This Saturday will mark the 1st anniversary of the death of Bashir Ahmad, MSP for Glasgow and the first ever and as of yet only member of the Scottish Parliament who is of an ethnic minority.
I was going to blog about this on Saturday but I'm away for a long weekend so doubt I will be able to blog again until Monday.
There is a lot to say about the lack of politicians from under-represented communities (and whilst you may not need people from a community to represent you it certainly helps to show that you are part of the democratic process) but the thing which always struck me about Bashir was more basic acts of humanity.
I said this before at the time of his death but it is well worth saying again because in a political environment like Scotland's post-2007 where the political dynamic can be so vitriolic and so negative, so often, it is worth remembering a man who crossed party political boundaries.
On my first day in the parliament I remember attending a committee meeting. In fact, the more you learn about parliament, the more you realise that these are actually incredibly important in scrutinising legislation, but at the time I didn't quite appreciate that and I must have looked incredibly bored.

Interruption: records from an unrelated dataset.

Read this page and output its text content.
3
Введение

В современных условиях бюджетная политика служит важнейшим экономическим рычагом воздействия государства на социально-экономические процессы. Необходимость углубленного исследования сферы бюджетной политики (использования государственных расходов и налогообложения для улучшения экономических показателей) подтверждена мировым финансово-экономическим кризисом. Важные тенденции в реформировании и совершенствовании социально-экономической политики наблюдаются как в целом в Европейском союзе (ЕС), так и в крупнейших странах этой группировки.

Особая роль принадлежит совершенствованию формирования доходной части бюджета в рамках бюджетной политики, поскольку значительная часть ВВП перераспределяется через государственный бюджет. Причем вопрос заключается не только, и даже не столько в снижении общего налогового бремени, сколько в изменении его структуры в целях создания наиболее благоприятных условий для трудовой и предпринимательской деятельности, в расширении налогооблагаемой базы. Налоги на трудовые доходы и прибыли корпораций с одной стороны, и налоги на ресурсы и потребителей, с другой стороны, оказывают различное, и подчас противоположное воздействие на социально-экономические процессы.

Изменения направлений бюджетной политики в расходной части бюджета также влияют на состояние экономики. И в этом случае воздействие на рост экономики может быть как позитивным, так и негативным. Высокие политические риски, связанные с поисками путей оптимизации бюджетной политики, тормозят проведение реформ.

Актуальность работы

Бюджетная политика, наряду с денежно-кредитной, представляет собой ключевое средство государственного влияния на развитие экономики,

I remember that during an interval Bashir, clearly realising this, came up to me and chatted away. It's a very small thing, but these basic acts of kindness are all to rare in politics.
At the time I imagine he didn't know who I was or what I party I was a member of but that changed fairly quickly but his attitude did not. I would bump into him on the Glasgow - Edinburgh train quite often and he would always not just offer but demand that I get in the taxi with him to the Parliament.

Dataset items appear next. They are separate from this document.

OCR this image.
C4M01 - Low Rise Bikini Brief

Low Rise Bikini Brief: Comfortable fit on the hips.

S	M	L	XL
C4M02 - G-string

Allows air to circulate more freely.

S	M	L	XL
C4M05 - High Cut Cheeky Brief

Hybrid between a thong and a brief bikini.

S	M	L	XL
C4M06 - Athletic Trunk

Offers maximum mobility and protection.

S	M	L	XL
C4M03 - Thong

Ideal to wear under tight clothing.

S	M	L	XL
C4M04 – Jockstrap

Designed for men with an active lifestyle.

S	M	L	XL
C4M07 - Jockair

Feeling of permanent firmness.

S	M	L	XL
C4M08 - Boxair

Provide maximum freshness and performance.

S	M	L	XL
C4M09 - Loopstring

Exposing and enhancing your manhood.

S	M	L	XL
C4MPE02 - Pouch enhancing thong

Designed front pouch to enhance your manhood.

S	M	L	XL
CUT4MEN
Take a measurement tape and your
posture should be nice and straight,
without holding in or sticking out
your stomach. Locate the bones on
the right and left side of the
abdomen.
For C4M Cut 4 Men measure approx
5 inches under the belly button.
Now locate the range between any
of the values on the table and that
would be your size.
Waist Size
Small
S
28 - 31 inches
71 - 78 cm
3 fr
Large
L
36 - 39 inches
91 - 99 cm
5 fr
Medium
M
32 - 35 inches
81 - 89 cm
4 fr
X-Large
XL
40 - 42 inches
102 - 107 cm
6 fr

He couldn't walk due to ill health. I had no such excuses, but that wasn't an issue for him and it was the same with is insistence of buying me a drink on every train journey. Protesting was really not an option.

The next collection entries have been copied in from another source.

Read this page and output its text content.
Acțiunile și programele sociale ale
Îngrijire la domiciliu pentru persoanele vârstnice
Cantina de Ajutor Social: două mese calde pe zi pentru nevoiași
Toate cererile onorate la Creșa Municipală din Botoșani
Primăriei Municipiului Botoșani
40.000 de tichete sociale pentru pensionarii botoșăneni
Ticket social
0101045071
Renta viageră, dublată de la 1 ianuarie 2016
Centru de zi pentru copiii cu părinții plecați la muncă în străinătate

Since, then I'm frequently disappointed (including in myself at times) at how devoid of morality and basic decency politics can be, a fact which is even more incredible when you think of the moral crusades that so many people claim to enter politics because of.
Yet it didn't mean he wasn't fiercely political, he was in fact the most evangelical nationalist I've ever met. I remember the last time I spoke to him was at a fundraiser for Gaza after the Israeli strikes and after a fairly long chat about what was happening and me trying in vain to persuade him that being a small country would make it harder to have influence in international issues simply turned to me and said:
"Yousuf, when are you going to join the SNP?"
God loves a trier I suppose. And a trier he was, until the end.